Tiens, on découvre pourquoi on taille en « gobelet » (taille courte): : on cherche à garder trois coursons qui vont partir de manière écartée, comme en mettant sa main à plat avec les doigts levés. Il faut chercher à espacer les rameaux, et penser à ce que le pied se développe harmonieusement : c’est lui qui conduit la sève, on évite donc les zig zag !
Ca c’est bien, c’est la théorie. Les travaux pratiques sont conduits par Laurent et Jean-Michel, deux professionnels du domaine, qui vont guider nos premiers pas et canaliser nos coups de sécateur. Et là c’est une autre paire de manche, qui va se dérouler en deux groupes.

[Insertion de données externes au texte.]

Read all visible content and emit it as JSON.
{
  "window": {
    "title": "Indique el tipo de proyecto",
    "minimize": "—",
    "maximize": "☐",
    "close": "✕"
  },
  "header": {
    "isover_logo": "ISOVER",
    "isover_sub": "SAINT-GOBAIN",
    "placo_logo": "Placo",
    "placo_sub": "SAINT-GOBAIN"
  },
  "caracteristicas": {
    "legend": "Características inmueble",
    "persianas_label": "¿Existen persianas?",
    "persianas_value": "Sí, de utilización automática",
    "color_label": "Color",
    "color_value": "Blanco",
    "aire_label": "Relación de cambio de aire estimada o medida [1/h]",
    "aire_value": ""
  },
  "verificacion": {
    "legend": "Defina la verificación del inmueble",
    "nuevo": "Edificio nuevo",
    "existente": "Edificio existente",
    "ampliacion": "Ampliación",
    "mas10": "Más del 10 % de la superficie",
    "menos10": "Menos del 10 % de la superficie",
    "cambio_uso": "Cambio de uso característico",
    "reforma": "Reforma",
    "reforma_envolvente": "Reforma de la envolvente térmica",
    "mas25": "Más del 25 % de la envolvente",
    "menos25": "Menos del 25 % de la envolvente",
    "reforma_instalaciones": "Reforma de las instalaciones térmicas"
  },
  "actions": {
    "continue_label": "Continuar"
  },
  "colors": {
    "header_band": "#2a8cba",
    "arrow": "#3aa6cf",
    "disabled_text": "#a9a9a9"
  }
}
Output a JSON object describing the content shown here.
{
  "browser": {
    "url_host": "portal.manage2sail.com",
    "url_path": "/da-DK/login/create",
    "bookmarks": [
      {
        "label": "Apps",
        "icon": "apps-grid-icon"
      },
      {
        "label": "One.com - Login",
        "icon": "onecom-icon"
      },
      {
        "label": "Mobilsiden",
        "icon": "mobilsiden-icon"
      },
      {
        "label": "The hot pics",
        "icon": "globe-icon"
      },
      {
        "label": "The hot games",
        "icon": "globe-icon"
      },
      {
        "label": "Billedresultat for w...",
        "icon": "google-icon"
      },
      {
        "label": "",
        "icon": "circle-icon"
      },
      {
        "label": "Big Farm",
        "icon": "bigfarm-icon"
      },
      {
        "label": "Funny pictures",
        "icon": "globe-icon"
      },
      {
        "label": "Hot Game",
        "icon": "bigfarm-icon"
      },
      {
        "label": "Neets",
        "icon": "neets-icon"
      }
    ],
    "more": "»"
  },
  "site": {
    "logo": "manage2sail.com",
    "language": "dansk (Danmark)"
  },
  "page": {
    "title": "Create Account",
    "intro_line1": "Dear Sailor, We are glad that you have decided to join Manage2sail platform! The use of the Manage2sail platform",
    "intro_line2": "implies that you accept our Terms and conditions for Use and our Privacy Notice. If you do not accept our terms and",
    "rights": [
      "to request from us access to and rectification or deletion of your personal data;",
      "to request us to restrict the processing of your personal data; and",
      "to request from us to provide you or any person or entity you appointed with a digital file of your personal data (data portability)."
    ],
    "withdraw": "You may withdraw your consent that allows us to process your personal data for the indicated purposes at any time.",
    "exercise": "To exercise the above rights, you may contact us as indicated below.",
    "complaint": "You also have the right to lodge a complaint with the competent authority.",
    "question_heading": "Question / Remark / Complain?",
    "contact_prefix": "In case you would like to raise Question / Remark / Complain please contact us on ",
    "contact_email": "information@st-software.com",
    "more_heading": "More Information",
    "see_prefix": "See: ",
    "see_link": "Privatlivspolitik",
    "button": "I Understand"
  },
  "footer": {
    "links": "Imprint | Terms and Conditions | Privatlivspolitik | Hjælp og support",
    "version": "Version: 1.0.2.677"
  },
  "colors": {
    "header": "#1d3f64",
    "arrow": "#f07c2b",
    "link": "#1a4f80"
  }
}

Chaque maître d’application a quatre élèves avec lui, et on avance dans le rang de vigne. De temps en temps, un doute : faut-il couper celui-là ou celui-ci, ici ou là ? Un conseil de Jean-Michel ou de Laurent, une explication, quelques coups de sécateur et on avance. Ils nous expliquent que la taille devient une opération automatique, sans trop y penser, mais également que des tailleurs expérimentés ne tailleront pas tout à fait de la même manière. Chaque cep nécessite une étude visuelle avant de couper, ce qui prend un temps minime pour un professionnel, beaucoup plus de temps pour nous. C’est quand même plus compliqué que ce que nous imaginions…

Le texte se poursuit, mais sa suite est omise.